Moyrourkan Lough is an Area of Special Scientific Interest (ASSI) in County Armagh. It is a wetland made up of open water, fen, swamp, and woodland. The lakes contain pondweed and yellow water-lily, with fens around them featuring bottle sedge, bogbean, and water horsetail. Plants such as cowbane, greater tussock-sedge, and several Sphagnum mosses are found here. The area also supports invertebrates like the water beetle Dytiscus circumcinctus, a species linked to older fen habitats now rare in Northern Ireland.
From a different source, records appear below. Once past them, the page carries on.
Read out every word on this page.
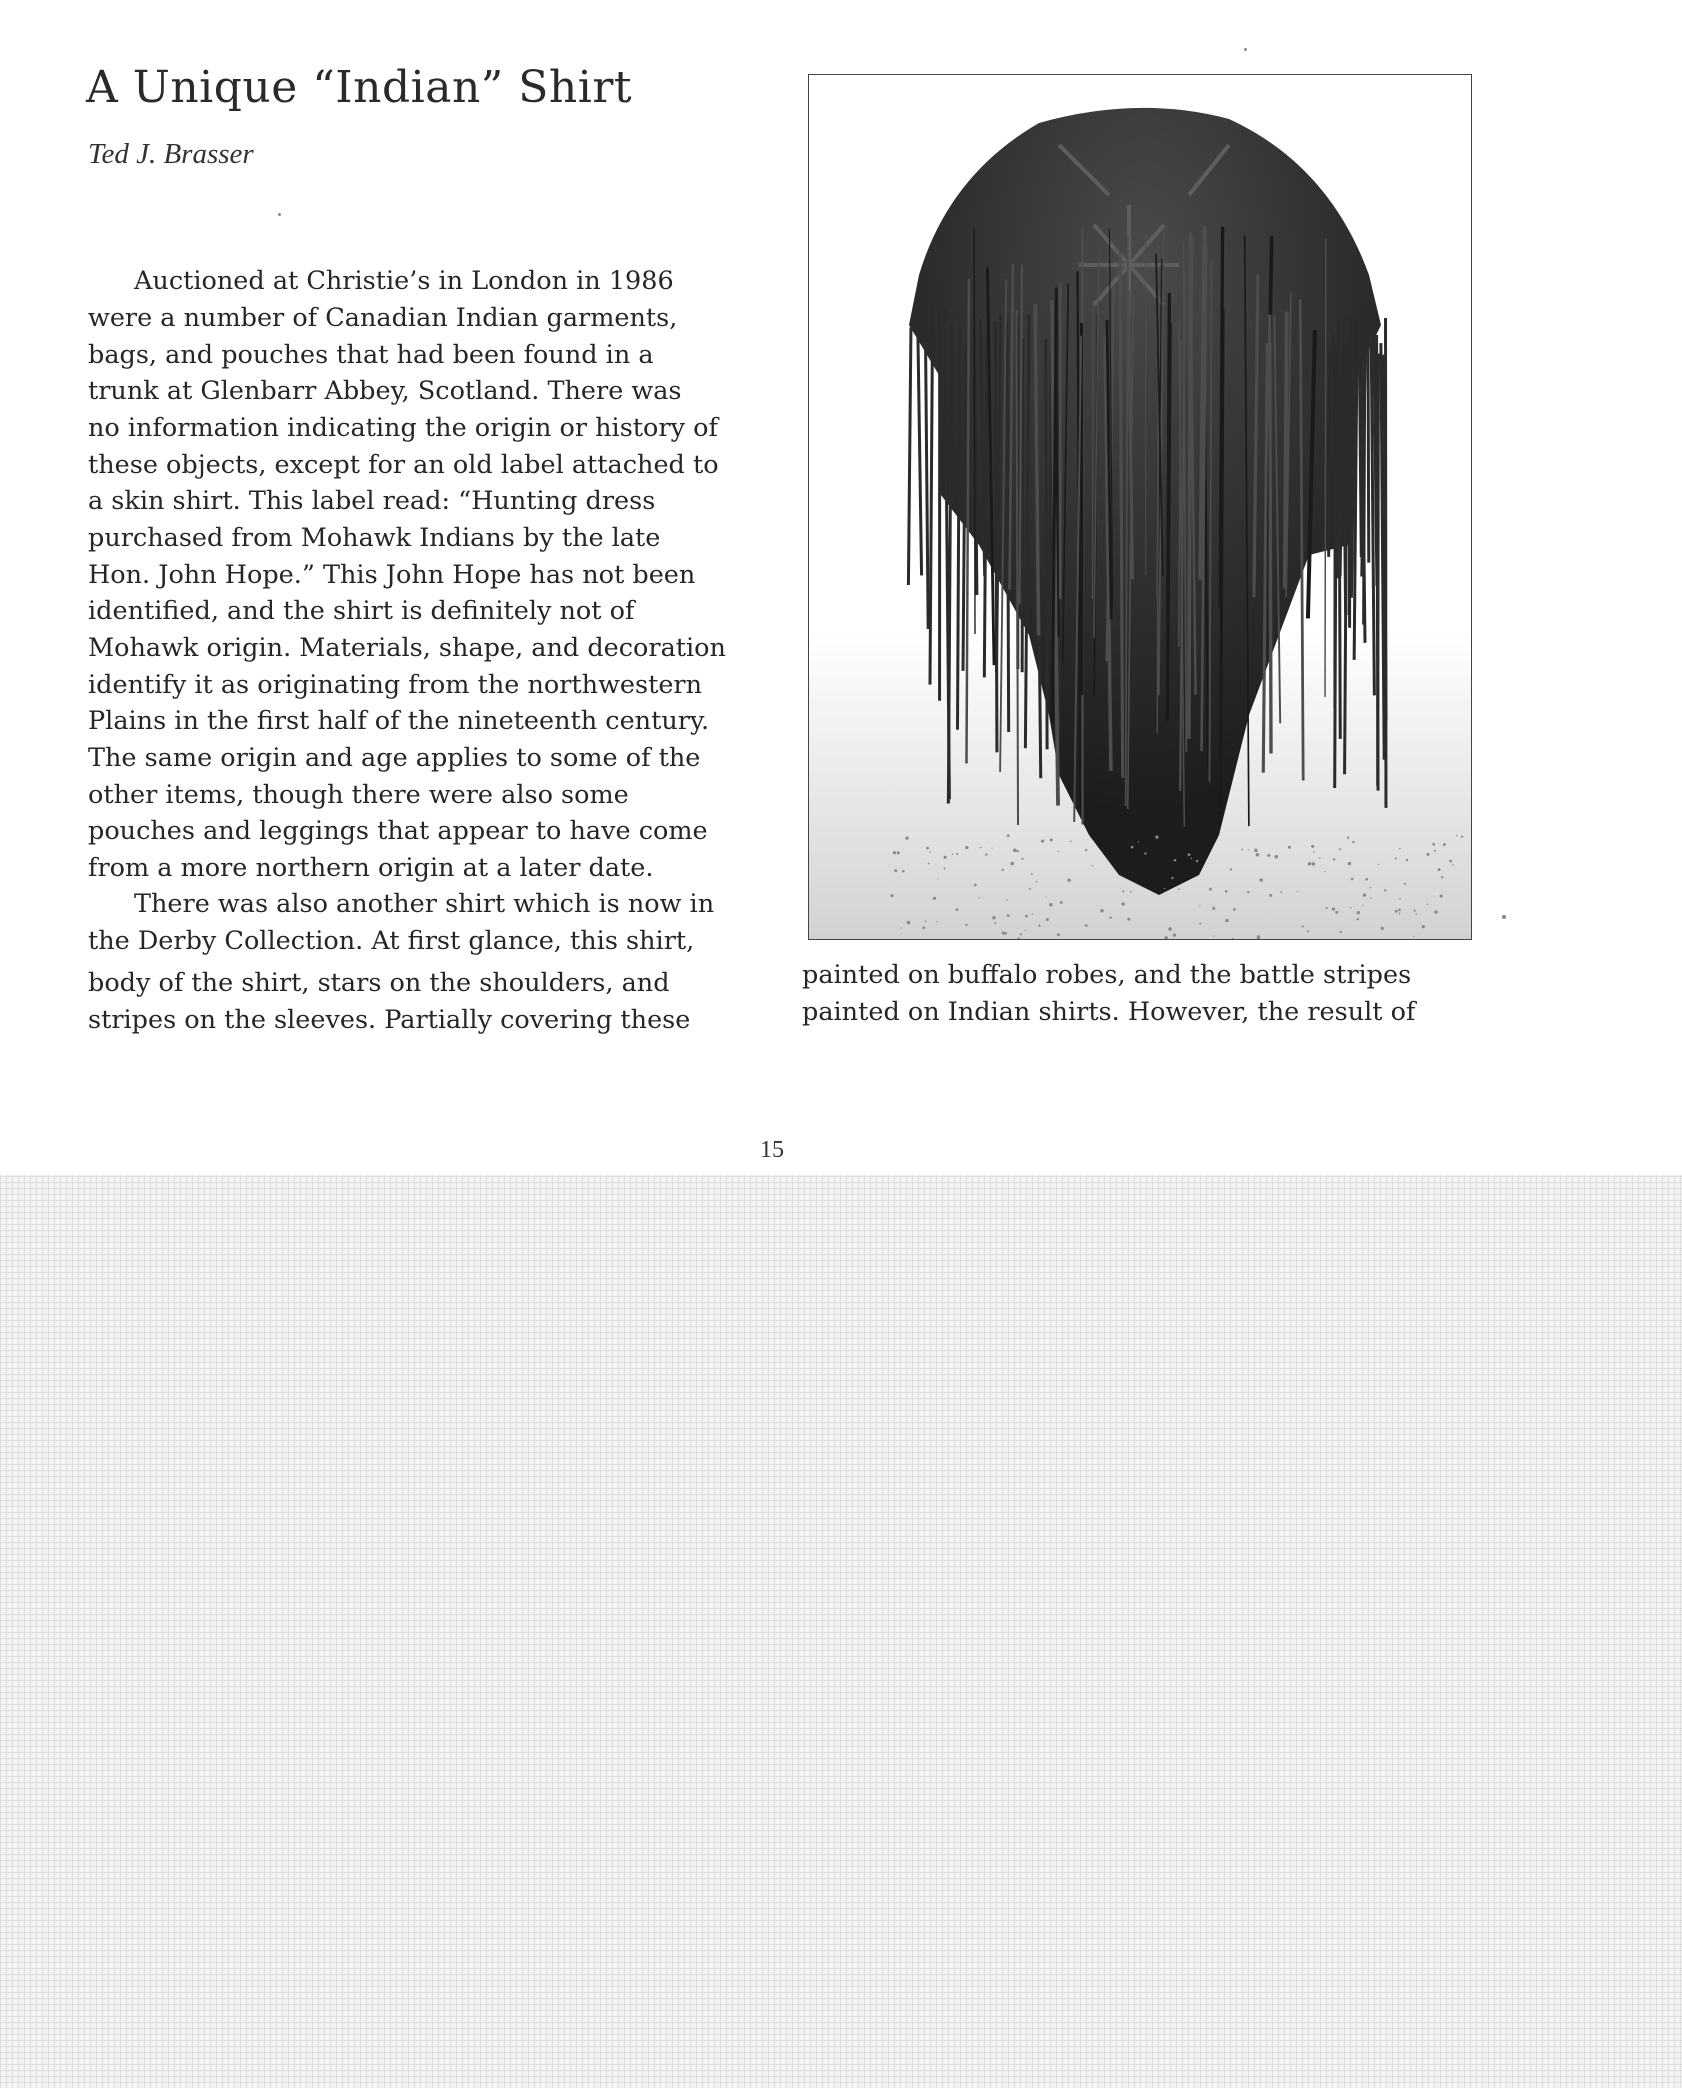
A Unique “Indian” Shirt
Ted J. Brasser
Auctioned at Christie’s in London in 1986
were a number of Canadian Indian garments,
bags, and pouches that had been found in a
trunk at Glenbarr Abbey, Scotland. There was
no information indicating the origin or history of
these objects, except for an old label attached to
a skin shirt. This label read: “Hunting dress
purchased from Mohawk Indians by the late
Hon. John Hope.” This John Hope has not been
identified, and the shirt is definitely not of
Mohawk origin. Materials, shape, and decoration
identify it as originating from the northwestern
Plains in the first half of the nineteenth century.
The same origin and age applies to some of the
other items, though there were also some
pouches and leggings that appear to have come
from a more northern origin at a later date.
There was also another shirt which is now in
the Derby Collection. At first glance, this shirt,
body of the shirt, stars on the shoulders, and
stripes on the sleeves. Partially covering these
painted on buffalo robes, and the battle stripes
painted on Indian shirts. However, the result of
15
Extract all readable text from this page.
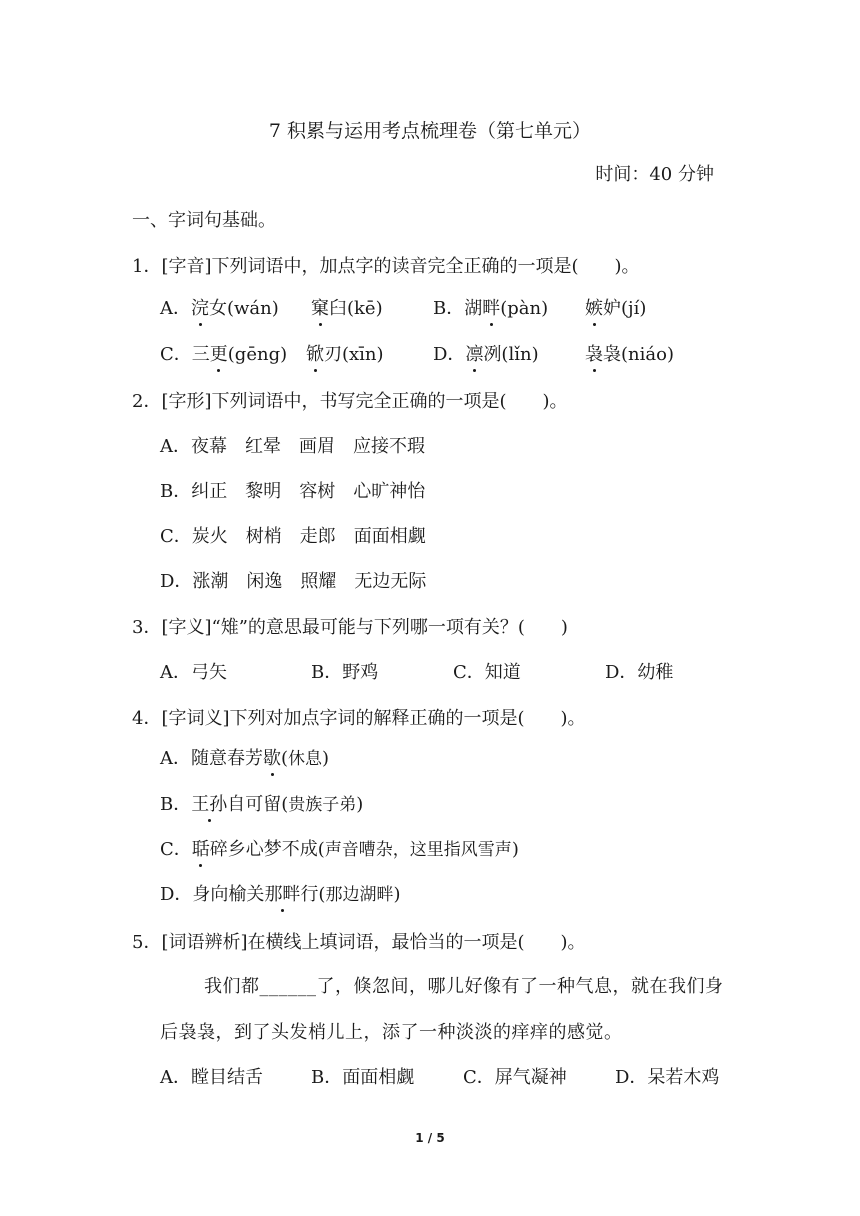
7 积累与运用考点梳理卷（第七单元）
时间：40 分钟
一、字词句基础。
1．[字音]下列词语中，加点字的读音完全正确的一项是(　　)。
A．浣女(wán) 窠臼(kē)	B．湖畔(pàn) 嫉妒(jí)
C．三更(gēng) 锨刃(xīn)	D．凛冽(lǐn)	袅袅(niáo)
2．[字形]下列词语中，书写完全正确的一项是(　　)。
A．夜幕　红晕　画眉　应接不瑕
B．纠正　黎明　容树　心旷神怡
C．炭火　树梢　走郎　面面相觑
D．涨潮　闲逸　照耀　无边无际
3．[字义]“雉”的意思最可能与下列哪一项有关？(　　)
A．弓矢	B．野鸡	C．知道	D．幼稚
4．[字词义]下列对加点字词的解释正确的一项是(　　)。
A．随意春芳歇(休息)
B．王孙自可留(贵族子弟)
C．聒碎乡心梦不成(声音嘈杂，这里指风雪声)
D．身向榆关那畔行(那边湖畔)
5．[词语辨析]在横线上填词语，最恰当的一项是(　　)。
我们都______了，倏忽间，哪儿好像有了一种气息，就在我们身
后袅袅，到了头发梢儿上，添了一种淡淡的痒痒的感觉。
A．瞠目结舌	B．面面相觑	C．屏气凝神	D．呆若木鸡
1 / 5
Historically, it was referenced in the 1838 Ordnance Survey Memoirs as situated two miles north east of Markethill, spanning across four townlands and rising approximately 254 feet above sea level. At that time, it was estimated to be about three quarters of a mile in length and 220 yards in width.

== Archaeology ==
There are three ringforts in Moyrourkan townland, including examples in the:

- eastern area of Moyrourkan which measures 33.5 meters from north to south and 41 meters from east to west. This ringfort has an irregular oval platform with one side significantly elevated to form a level interior.
- centre of the townland which measures 48 meters from north to south and 51 meters from east to west. This site has been altered due to enclosures and subsequent agricultural activities.
- southwestern area of Moyrourkan which is 46.5 meters from north to south and 42 meters from east to west. While the northern and southern sections of this rath are well-preserved, the eastern perimeter has been flattened and a portion of the western side has collapsed.